Les archéologues travaillant sur le site ont trouvé un large éventail d'outils en silex, dont certains de style néolithique, ainsi que dix pièces de bois fendus, dont trois l'ont été d'une manière que l'on ne verra pas avant le néolithique.
Les archéologues pensent que le site devait être un campement de construction de bateau du mésolithique, peut-être le plus ancien site de ce genre au monde.

Ils ont trouvé des traces de travail du bois, de cuisine et de fabrication d'outils en silex. Ils ont aussi découvert des morceaux de corde du mésolithique, un os d'auroch et de l'ADN de chien (ou de loup) et de bétail (peut-être un auroch géant). "L'utilisation, ou l'introduction, de graines de céréales en Grande-Bretagne, semble être un processus beaucoup plus long et complexe que ce que l'on imaginait", estime l'archéologue Vince Gaffney, de l'Université de Bradford.

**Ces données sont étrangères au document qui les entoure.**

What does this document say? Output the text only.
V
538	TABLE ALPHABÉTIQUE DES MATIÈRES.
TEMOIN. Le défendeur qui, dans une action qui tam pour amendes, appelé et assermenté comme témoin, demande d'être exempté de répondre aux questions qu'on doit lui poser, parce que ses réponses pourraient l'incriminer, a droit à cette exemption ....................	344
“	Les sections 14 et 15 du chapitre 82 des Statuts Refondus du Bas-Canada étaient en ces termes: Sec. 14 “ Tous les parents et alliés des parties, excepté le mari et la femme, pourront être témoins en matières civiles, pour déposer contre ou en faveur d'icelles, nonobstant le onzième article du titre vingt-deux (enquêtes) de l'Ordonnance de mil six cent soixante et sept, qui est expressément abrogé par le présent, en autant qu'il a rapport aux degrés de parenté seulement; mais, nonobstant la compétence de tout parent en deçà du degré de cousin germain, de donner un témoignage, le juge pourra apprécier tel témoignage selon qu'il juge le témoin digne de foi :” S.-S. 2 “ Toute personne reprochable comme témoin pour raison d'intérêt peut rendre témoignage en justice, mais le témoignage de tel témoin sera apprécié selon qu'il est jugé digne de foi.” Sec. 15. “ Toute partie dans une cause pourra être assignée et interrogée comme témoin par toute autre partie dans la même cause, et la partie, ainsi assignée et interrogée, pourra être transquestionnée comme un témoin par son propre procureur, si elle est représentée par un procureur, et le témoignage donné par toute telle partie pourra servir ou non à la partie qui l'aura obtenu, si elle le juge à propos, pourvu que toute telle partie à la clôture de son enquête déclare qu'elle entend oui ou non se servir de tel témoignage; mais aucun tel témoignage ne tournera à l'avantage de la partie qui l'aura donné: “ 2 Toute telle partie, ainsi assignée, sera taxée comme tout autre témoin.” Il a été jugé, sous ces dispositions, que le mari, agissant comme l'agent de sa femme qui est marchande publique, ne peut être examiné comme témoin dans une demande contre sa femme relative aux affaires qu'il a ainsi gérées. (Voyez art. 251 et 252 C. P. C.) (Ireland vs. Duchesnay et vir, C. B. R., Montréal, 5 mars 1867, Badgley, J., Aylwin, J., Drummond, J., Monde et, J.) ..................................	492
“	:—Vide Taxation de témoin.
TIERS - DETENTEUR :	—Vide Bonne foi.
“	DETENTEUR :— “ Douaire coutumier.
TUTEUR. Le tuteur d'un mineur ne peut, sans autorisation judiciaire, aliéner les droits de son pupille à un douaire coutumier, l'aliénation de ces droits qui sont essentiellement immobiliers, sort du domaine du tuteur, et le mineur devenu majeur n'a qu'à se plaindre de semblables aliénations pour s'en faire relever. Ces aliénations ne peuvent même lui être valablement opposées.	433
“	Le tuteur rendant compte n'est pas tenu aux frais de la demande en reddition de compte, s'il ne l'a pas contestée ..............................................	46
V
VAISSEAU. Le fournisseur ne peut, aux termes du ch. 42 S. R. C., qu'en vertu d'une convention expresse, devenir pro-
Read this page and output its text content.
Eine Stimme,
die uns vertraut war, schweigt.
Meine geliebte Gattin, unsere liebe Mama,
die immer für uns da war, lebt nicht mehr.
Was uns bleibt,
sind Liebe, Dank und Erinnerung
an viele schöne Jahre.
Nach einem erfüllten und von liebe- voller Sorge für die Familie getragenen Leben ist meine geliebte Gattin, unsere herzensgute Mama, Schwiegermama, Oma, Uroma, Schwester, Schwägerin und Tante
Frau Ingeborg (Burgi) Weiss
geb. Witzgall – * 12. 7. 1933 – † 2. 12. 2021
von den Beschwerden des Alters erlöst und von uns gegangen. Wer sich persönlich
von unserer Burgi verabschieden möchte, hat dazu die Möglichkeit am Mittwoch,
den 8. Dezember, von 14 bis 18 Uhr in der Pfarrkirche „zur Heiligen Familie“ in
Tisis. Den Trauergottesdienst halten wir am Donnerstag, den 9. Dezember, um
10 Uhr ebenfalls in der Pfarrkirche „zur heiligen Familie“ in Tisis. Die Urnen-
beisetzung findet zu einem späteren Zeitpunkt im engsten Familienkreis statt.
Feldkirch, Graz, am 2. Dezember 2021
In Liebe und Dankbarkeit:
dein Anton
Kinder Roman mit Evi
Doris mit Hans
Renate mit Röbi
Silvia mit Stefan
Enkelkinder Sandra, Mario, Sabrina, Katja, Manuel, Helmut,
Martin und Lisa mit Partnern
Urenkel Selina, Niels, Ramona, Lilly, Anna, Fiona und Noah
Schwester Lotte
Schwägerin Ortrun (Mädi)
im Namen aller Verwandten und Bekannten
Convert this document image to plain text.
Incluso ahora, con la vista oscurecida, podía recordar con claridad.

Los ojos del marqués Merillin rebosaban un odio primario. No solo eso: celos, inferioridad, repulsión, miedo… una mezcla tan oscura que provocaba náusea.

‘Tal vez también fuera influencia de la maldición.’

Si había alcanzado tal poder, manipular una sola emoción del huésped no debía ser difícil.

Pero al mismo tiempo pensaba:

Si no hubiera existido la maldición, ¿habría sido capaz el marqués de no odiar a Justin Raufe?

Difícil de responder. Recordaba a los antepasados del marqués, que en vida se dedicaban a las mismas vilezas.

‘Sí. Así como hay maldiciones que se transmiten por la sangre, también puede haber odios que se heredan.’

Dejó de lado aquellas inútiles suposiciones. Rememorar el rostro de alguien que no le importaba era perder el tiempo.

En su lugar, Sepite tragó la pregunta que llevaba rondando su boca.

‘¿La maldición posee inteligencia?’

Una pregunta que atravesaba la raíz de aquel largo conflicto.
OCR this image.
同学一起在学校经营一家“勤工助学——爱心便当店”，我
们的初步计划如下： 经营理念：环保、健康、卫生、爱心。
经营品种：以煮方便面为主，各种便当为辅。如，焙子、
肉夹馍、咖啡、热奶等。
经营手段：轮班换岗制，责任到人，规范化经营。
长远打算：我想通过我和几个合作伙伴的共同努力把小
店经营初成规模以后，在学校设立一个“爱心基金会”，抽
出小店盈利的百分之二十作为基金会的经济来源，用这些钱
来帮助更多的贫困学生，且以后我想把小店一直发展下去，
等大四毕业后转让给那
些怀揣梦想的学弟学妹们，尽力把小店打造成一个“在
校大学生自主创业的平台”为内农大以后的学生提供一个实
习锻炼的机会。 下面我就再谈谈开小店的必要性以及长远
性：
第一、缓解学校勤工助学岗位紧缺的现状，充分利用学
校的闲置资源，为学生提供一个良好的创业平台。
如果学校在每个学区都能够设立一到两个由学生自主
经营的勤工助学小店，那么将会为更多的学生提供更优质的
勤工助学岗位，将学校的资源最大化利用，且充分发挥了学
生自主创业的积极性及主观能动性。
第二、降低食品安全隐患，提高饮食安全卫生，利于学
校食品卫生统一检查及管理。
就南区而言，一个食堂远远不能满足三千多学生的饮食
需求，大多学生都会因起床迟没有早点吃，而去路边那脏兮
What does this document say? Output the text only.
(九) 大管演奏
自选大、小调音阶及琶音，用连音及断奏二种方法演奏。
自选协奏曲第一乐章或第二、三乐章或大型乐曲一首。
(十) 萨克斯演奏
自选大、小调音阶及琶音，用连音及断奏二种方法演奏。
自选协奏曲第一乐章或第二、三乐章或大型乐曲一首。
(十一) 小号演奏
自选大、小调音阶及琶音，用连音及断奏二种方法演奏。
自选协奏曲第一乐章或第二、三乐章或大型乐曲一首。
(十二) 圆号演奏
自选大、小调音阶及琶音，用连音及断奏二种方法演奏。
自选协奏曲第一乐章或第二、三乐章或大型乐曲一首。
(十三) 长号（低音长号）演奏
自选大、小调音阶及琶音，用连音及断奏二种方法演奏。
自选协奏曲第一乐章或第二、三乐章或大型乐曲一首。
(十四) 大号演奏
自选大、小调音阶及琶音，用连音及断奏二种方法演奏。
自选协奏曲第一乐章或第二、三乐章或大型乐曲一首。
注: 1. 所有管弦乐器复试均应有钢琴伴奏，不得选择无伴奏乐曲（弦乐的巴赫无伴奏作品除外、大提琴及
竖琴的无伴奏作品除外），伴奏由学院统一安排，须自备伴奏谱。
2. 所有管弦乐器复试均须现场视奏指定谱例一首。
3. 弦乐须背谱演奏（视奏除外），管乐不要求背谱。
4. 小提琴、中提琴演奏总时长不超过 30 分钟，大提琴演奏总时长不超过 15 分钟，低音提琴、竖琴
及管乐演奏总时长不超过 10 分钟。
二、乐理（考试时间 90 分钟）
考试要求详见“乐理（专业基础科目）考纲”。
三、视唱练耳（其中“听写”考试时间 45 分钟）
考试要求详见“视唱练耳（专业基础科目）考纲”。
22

 "La capacité des scientifiques à analyser le matériel génétique découvert profondément enfoui dans les sédiments marins va ouvrir un tout nouveau chapitre dans l'étude de la préhistoire Européenne et Britannique. C'est une méthode unique pour explorer et comprendre ce qui se déroulait dans les immenses étendues des terres préhistoriques perdues après la montée des eaux à la fin du dernier âge de glace." ajoute l'archéologue Gaffney Garry Momber, directeur du Maritime Archaeology Trust, "c'est l'une des plus riches collections de bois travaillé du pré-Néolithique jamais trouvées ailleurs en Grande-Bretagne ou en Europe. Actuellement, nous n'étudions qu'un infime pourcentage du matériel sous-marin en érosion constante. Mais, si nous arrivons à faire d'autres découvertes, nous pourrons récupérer et analyser bien plus sur ce site unique".